Former Italian Premier Silvio Berlusconi turned the fight against corruption on its head when he said in a televised interview (following the arrest of the ex-CEO of an Italian defence company) that “Bribes are a phenomenon that exists and it’s useless to deny the existence of these necessary situations.” He added, “These are not crimes. We’re talking about paying a commission to someone in that country. Why, because those are the rules in that country.”
Paying bribes is a crime not only in Italy, but it is against the law for Italian companies to use cash to grease the wheels of commerce overseas. Italian law makes clear that bribery by executives is illegal and adds that companies should establish anti-corruption systems to be in compliance with the law.
Public officials have a responsibility to not only obey the law, but also speak in support of existing laws, former premiers included.

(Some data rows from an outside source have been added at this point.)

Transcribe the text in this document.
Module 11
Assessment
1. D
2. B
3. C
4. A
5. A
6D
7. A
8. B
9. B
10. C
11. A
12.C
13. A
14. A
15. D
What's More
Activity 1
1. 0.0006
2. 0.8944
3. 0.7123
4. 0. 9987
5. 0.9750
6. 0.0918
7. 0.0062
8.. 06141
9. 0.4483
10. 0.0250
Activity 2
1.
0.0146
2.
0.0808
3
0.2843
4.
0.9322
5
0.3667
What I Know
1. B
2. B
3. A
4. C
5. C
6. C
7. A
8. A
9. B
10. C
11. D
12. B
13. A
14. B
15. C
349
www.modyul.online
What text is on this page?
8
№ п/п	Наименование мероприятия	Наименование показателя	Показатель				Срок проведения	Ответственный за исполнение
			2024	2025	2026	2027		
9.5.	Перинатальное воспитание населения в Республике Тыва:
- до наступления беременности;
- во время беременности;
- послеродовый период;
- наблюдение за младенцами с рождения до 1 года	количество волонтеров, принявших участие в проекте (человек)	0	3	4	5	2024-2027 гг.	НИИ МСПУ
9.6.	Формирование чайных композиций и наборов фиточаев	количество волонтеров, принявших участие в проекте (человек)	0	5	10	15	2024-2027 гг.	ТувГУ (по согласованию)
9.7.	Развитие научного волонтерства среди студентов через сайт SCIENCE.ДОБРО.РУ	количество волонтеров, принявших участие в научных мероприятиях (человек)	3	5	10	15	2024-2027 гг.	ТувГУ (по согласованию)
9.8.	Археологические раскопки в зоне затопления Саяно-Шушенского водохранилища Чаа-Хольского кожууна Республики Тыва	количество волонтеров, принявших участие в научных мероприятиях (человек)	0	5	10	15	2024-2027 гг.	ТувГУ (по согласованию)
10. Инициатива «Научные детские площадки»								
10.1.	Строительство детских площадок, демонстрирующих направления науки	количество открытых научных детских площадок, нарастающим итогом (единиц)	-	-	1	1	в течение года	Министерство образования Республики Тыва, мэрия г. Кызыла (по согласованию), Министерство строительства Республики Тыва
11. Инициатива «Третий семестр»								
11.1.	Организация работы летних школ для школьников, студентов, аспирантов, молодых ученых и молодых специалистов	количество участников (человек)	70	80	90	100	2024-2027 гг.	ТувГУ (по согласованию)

Italy ratified the OECD Convention on Combatting Bribery of Foreign Public Officials in International Business Transactions in December 2000. It requires each signatory country to make foreign bribery a crime. It is a key instrument for curbing the export of corruption globally because the 39 signatory countries are responsible for two-thirds of world exports and three-quarters of foreign investment.
Bribery is against the law for good reasons: it hurts economic fundamentals and disadvantages the most vulnerable. Bribes are used to circumvent procurement rules and avoid laws meant to protect people from all types of misbehaviour, from relaxed regulations on building permits to paying over the odds for military equipment a country doesn’t need.
Transparency International’s Exporting Corruption? Country Enforcement of the OECD Anti-Bribery Convention, Progress Report 2012 expressed some serious doubts about reforms introduced by the Berlusconi government to change the laws regarding statutes of limitations resulting in the dismissal of the majority of foreign bribery cases.
A politicised environment
Talk of bribery as 'business as usual' comes at a time when high-profile scandals are dominating the news in Italy alongside coverage of the upcoming election. Many believe the timing of prosecutions and arrests are political because different political parties stand to lose or benefit from the stories surrounding the companies involved.
Finmeccanica, an aerospace company that is 30 per cent owned by the government, allegedly paid bribes to win contracts in India for helicopters; it denies any wrongdoing. Its CEO, who was defended by Silvio Berlusconi in the TV interview, was arrested this week. Monte dei Paschi di Siena, a bank in Tuscany, has admitted using secret derivatives deals to mask hundreds of millions of euros in losses.
Despite the veneer of cynicism that threatens to overshadow the real issues here, Italians should demand that the rule of law is upheld within the country, irrespective of who perpetrates the crime. The business culture can only change when those at the top endorse change by acting in new ways.